Она умерла в Лондоне и была похоронена в Вестминстерском аббатстве 7 января 1674 года. Ее муж распорядился, чтобы памятник, созданный скульптором Гринлингом Гиббонсом , был воздвигнут в северном трансепте аббатства. [23] Эпитафия гласит: «Ее звали Маргарет Лукас, младшая дочь лорда Лукаса, графа Колчестера, благородного рода, ибо все братья были доблестны, а все сестры добродетельны». [24] «Все братья были доблестны» стало названием романа и ряда экранизаций в начале 20 века.
Poems and Fancies включает в себя поэмы, послания и немного прозы на темы, которые включают в себя натурфилософию, атомы, персонифицированную природу, макро/микрокосмы, другие миры, смерть, битву, охоту, любовь, честь и славу. Ее поэмы порой принимают форму диалога между такими парами, как земля и тьма, дуб и лесоруб, меланхолия и веселье, мир и война. Как отметила госпожа Топпе, бывшая Элизабет Капеллан и служанка Кавендиша, [25] сочинения Кавендиша принимали форму поэтической фантастики, моральных наставлений, философских мнений, диалогов, рассуждений и поэтических романов. Poems and Fancies включали The Animal Parliament , прозаическое произведение, состоящее в основном из речей и писем. Сборник завершается ее мыслями о ее творчестве и рекламой одной из ее будущих публикаций. [ необходима ссылка ]

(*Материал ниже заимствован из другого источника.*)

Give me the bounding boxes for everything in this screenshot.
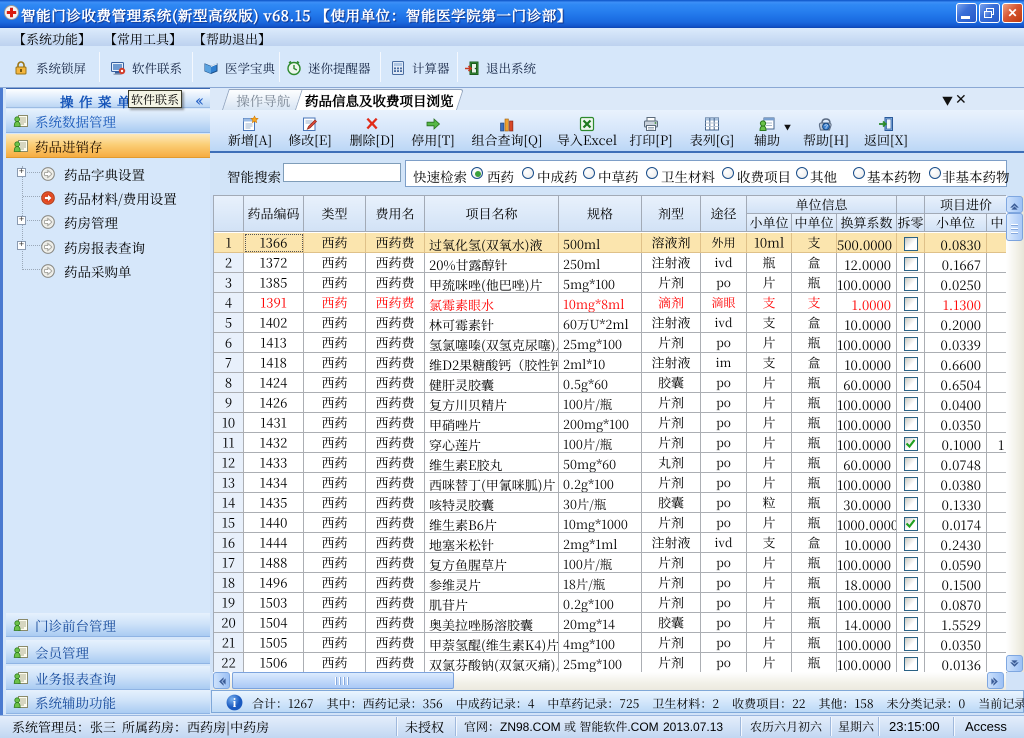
svg-text:i: i — [233, 696, 237, 710]
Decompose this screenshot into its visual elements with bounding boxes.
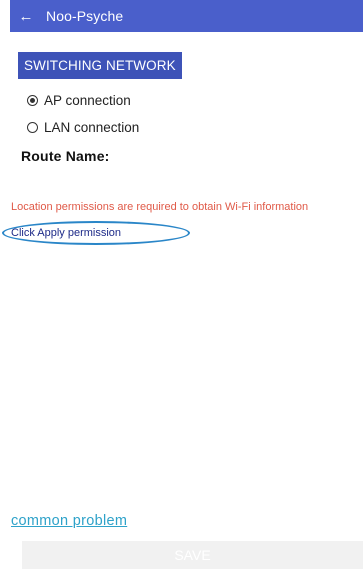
lan-connection-label: LAN connection <box>44 119 140 135</box>
radio-checked-icon[interactable] <box>27 94 38 106</box>
ap-connection-option[interactable]: AP connection <box>27 90 131 110</box>
app-header: ← Noo-Psyche <box>10 0 363 32</box>
lan-connection-option[interactable]: LAN connection <box>27 117 139 137</box>
route-name-label: Route Name: <box>21 148 110 164</box>
save-button[interactable]: SAVE <box>22 541 363 569</box>
location-permission-warning: Location permissions are required to obt… <box>11 201 309 213</box>
back-arrow-icon[interactable]: ← <box>14 4 38 28</box>
radio-unchecked-icon[interactable] <box>27 121 38 133</box>
apply-permission-link[interactable]: Click Apply permission <box>11 227 121 239</box>
ap-connection-label: AP connection <box>44 92 131 108</box>
common-problem-link[interactable]: common problem <box>11 513 127 529</box>
switching-network-button[interactable]: SWITCHING NETWORK <box>18 52 182 79</box>
app-title: Noo-Psyche <box>46 8 124 24</box>
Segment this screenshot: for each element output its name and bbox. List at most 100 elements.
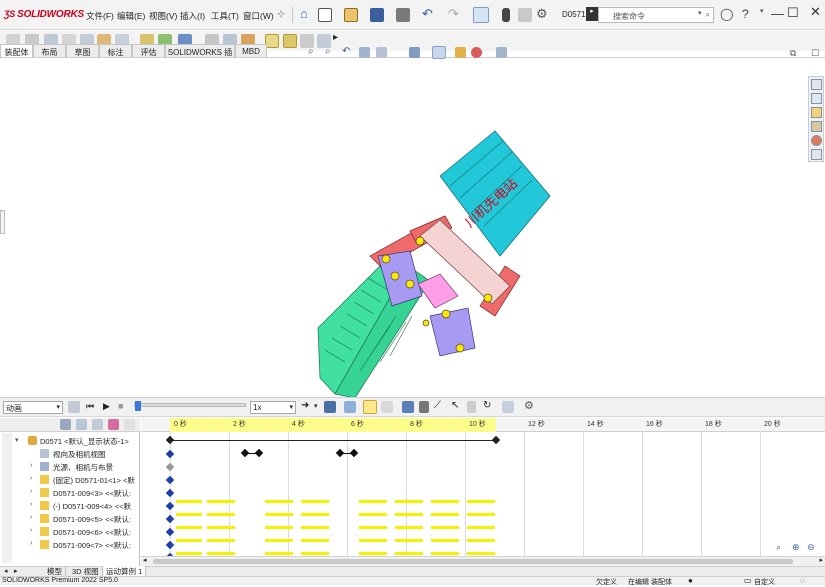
change-bar[interactable] xyxy=(359,513,387,516)
timeline-ruler[interactable]: 0 秒 2 秒 4 秒 6 秒 8 秒 10 秒 12 秒 14 秒 16 秒 … xyxy=(141,418,825,432)
file-explorer-icon[interactable] xyxy=(811,107,822,118)
filter-animated-icon[interactable] xyxy=(76,419,87,430)
search-icon[interactable]: ⌕ xyxy=(706,10,710,20)
more-tools-arrow-icon[interactable]: ▸ xyxy=(333,32,338,43)
expand-icon[interactable]: › xyxy=(30,540,36,547)
force-icon[interactable]: ↖ xyxy=(451,400,459,411)
key-point[interactable] xyxy=(335,448,345,458)
zoom-to-fit-icon[interactable]: ⌕ xyxy=(776,542,781,553)
change-bar[interactable] xyxy=(207,513,235,516)
change-bar[interactable] xyxy=(395,500,423,503)
graphics-area[interactable]: ⌕ ⌕ ↶ ⧉ ☐ 川机先电站 xyxy=(0,46,825,399)
results-and-plots-icon[interactable] xyxy=(502,401,514,413)
menu-file[interactable]: 文件(F) xyxy=(86,10,114,22)
change-bar[interactable] xyxy=(176,513,202,516)
list-item[interactable]: › (固定) D0571-01<1> <默 xyxy=(0,473,140,486)
change-bar[interactable] xyxy=(431,526,459,529)
change-bar[interactable] xyxy=(176,552,202,555)
select-cursor-icon[interactable] xyxy=(473,7,489,23)
solidworks-logo[interactable]: ƷS SOLIDWORKS xyxy=(4,9,84,20)
key-point[interactable] xyxy=(349,448,359,458)
change-bar[interactable] xyxy=(431,552,459,555)
time-slider[interactable] xyxy=(134,401,246,411)
key-point[interactable] xyxy=(165,475,175,485)
damper-icon[interactable]: ⟋ xyxy=(434,400,441,411)
list-item[interactable]: › D0571-009<5> <<默认: xyxy=(0,512,140,525)
key-point[interactable] xyxy=(491,435,501,445)
list-item[interactable]: › D0571-009<7> <<默认: xyxy=(0,538,140,551)
key-point[interactable] xyxy=(240,448,250,458)
list-item[interactable]: › D0571-009<3> <<默认: xyxy=(0,486,140,499)
change-bar[interactable] xyxy=(301,552,329,555)
tab-solidworks-addins[interactable]: SOLIDWORKS 插件 xyxy=(165,44,235,68)
pin-icon[interactable]: ⊹ xyxy=(277,9,285,20)
rebuild-icon[interactable] xyxy=(518,8,532,22)
change-bar[interactable] xyxy=(265,513,293,516)
change-bar[interactable] xyxy=(301,526,329,529)
menu-view[interactable]: 视图(V) xyxy=(149,10,177,22)
filter-results-icon[interactable] xyxy=(124,419,135,430)
motor-icon[interactable] xyxy=(402,401,414,413)
save-icon[interactable] xyxy=(370,8,384,22)
motion-study-properties-icon[interactable]: ⚙ xyxy=(524,399,534,412)
menu-window[interactable]: 窗口(W) xyxy=(243,10,274,22)
change-bar[interactable] xyxy=(467,513,495,516)
menu-insert[interactable]: 插入(I) xyxy=(180,10,205,22)
change-bar[interactable] xyxy=(207,526,235,529)
key-point[interactable] xyxy=(165,488,175,498)
expand-icon[interactable]: › xyxy=(30,475,36,482)
change-bar[interactable] xyxy=(395,513,423,516)
tab-layout[interactable]: 布局 xyxy=(33,44,66,57)
time-slider-thumb[interactable] xyxy=(135,401,141,411)
hide-show-items-icon[interactable] xyxy=(455,47,466,58)
expand-icon[interactable]: › xyxy=(30,501,36,508)
expand-icon[interactable]: › xyxy=(30,514,36,521)
play-from-start-icon[interactable]: ⏮ xyxy=(86,401,94,412)
filter-driving-icon[interactable] xyxy=(92,419,103,430)
key-point[interactable] xyxy=(165,540,175,550)
zoom-in-icon[interactable]: ⊕ xyxy=(792,542,800,553)
custom-properties-icon[interactable] xyxy=(811,149,822,160)
zoom-to-fit-icon[interactable]: ⌕ xyxy=(308,46,314,57)
search-dropdown-icon[interactable]: ▾ xyxy=(698,9,702,17)
save-animation-icon[interactable] xyxy=(324,401,336,413)
new-document-icon[interactable] xyxy=(318,8,332,22)
add-key-icon[interactable] xyxy=(381,401,393,413)
zoom-area-icon[interactable]: ⌕ xyxy=(325,46,331,57)
panel-collapse-handle[interactable] xyxy=(0,210,5,234)
menu-tools[interactable]: 工具(T) xyxy=(211,10,239,22)
user-account-icon[interactable]: ◯ xyxy=(720,7,733,21)
redo-icon[interactable]: ↷ xyxy=(448,6,459,22)
change-bar[interactable] xyxy=(431,500,459,503)
autokey-icon[interactable] xyxy=(363,400,377,414)
change-bar[interactable] xyxy=(467,552,495,555)
quick-tips-icon[interactable]: ▭ xyxy=(744,576,752,585)
view-settings-icon[interactable] xyxy=(496,47,507,58)
play-icon[interactable]: ▶ xyxy=(103,401,110,412)
appearances-icon[interactable] xyxy=(811,135,822,146)
root-time-bar[interactable] xyxy=(170,440,496,441)
scrollbar-thumb[interactable] xyxy=(153,559,793,564)
change-bar[interactable] xyxy=(395,539,423,542)
tab-model[interactable]: 模型 xyxy=(44,566,66,576)
change-bar[interactable] xyxy=(301,539,329,542)
dynamic-annotation-icon[interactable] xyxy=(376,47,387,58)
change-bar[interactable] xyxy=(467,500,495,503)
tab-evaluate[interactable]: 评估 xyxy=(132,44,165,57)
change-bar[interactable] xyxy=(359,552,387,555)
print-icon[interactable] xyxy=(396,8,410,22)
change-bar[interactable] xyxy=(301,500,329,503)
change-bar[interactable] xyxy=(176,526,202,529)
take-snapshot-icon[interactable] xyxy=(283,34,297,48)
gripper-3d-model[interactable]: 川机先电站 xyxy=(300,116,555,401)
minimize-button[interactable]: — xyxy=(771,6,784,21)
rebuild-status-icon[interactable]: ● xyxy=(688,576,693,585)
playback-speed-select[interactable]: 1x ▾ xyxy=(250,401,296,414)
motion-timeline[interactable]: 0 秒 2 秒 4 秒 6 秒 8 秒 10 秒 12 秒 14 秒 16 秒 … xyxy=(141,418,825,566)
change-bar[interactable] xyxy=(431,539,459,542)
change-bar[interactable] xyxy=(176,500,202,503)
design-library-icon[interactable] xyxy=(811,93,822,104)
maximize-button[interactable]: ☐ xyxy=(787,5,799,21)
timeline-horizontal-scrollbar[interactable]: ◂ ▸ xyxy=(141,556,825,566)
calculate-icon[interactable] xyxy=(68,401,80,413)
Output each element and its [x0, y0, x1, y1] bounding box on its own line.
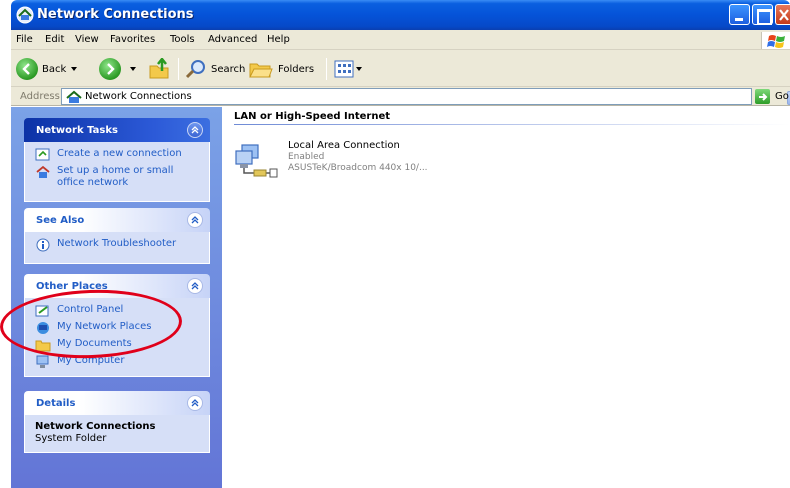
group-header: LAN or High-Speed Internet	[234, 111, 391, 122]
home-network-icon	[36, 165, 50, 178]
task-label: Set up a home or small office network	[57, 165, 174, 188]
collapse-icon[interactable]	[187, 395, 203, 411]
up-folder-icon	[149, 58, 169, 79]
views-button[interactable]	[334, 57, 362, 81]
task-network-troubleshooter[interactable]: Network Troubleshooter	[35, 238, 201, 252]
search-label: Search	[211, 63, 246, 75]
toolbar: Back Search Folders	[11, 50, 790, 87]
menu-tools[interactable]: Tools	[170, 34, 195, 45]
local-area-connection-item[interactable]: Local Area Connection Enabled ASUSTeK/Br…	[234, 139, 534, 179]
address-label: Address	[20, 91, 60, 102]
info-icon	[36, 238, 50, 252]
forward-arrow-icon	[99, 58, 121, 80]
windows-flag-icon	[767, 35, 785, 48]
search-button[interactable]: Search	[185, 57, 245, 81]
details-name: Network Connections	[35, 421, 156, 432]
back-button[interactable]: Back	[16, 57, 78, 81]
task-home-network[interactable]: Set up a home or small office network	[35, 165, 201, 189]
task-create-connection[interactable]: Create a new connection	[35, 148, 201, 162]
title-bar[interactable]: Network Connections	[11, 0, 790, 30]
back-dropdown-icon[interactable]	[71, 67, 78, 71]
file-list-view: LAN or High-Speed Internet Local Area Co…	[222, 107, 790, 488]
place-my-computer[interactable]: My Computer	[35, 355, 201, 369]
details-body: Network Connections System Folder	[24, 415, 210, 453]
see-also-body: Network Troubleshooter	[24, 232, 210, 264]
details-panel: Details Network Connections System Folde…	[24, 391, 210, 453]
menu-advanced[interactable]: Advanced	[208, 34, 257, 45]
lan-connection-icon	[235, 144, 278, 178]
network-tasks-panel: Network Tasks Create a new connection Se…	[24, 118, 210, 202]
details-type: System Folder	[35, 433, 107, 444]
back-label: Back	[42, 63, 67, 75]
task-label: Network Troubleshooter	[57, 238, 177, 249]
back-arrow-icon	[16, 58, 38, 80]
minimize-button[interactable]	[729, 4, 750, 25]
close-icon	[779, 9, 789, 21]
window-title: Network Connections	[37, 7, 194, 22]
connection-status: Enabled	[288, 152, 325, 162]
search-icon	[185, 60, 205, 79]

Кавендиш завершила сборник, заявив, что она осознает, что пишет неэлегантно и что ее фразировка и расположение слов могут быть подвергнуты критике. Она сказала, что ей было трудно создавать рифмы, которые могли бы передавать ее предполагаемый смысл. Короче говоря, Кавендиш заявила, что она стремилась к смыслу за счет элегантности, ее целью было передавать идеи. Она также отметила, что ожидала, что ее работу будут критиковать за то, что она бесполезна, но она писала не для того, чтобы наставлять своих читателей в искусстве, науке или богословии, а чтобы скоротать время, утверждая, что она использовала свое время лучше, чем многие другие. Кавендиш возвращалась к этим моментам в своих посланиях и поэмах.
Кавендиш, как и такие авторы, как Афра Бен и Уильям Вордсворт , указывала свою предполагаемую аудиторию, цель письма и философию в предисловиях, прологах, эпилогах и посланиях. Ее несколько посвящений посланий для Poems and Fancies часто пытались оправдать написание в то время, когда женщины-писатели не поощрялись, и с точки зрения ее выбора темы. Она учила читателей, как читать и реагировать на ее поэзию, чаще всего призывая похвалу от сторонников и прося тишины от тех, кого не затронула ее работа. Кавендиш обычно использовала послания, чтобы признать и извинить потенциальные слабости в своем творчестве. Они были адресованы определенной аудитории и соответственно различались.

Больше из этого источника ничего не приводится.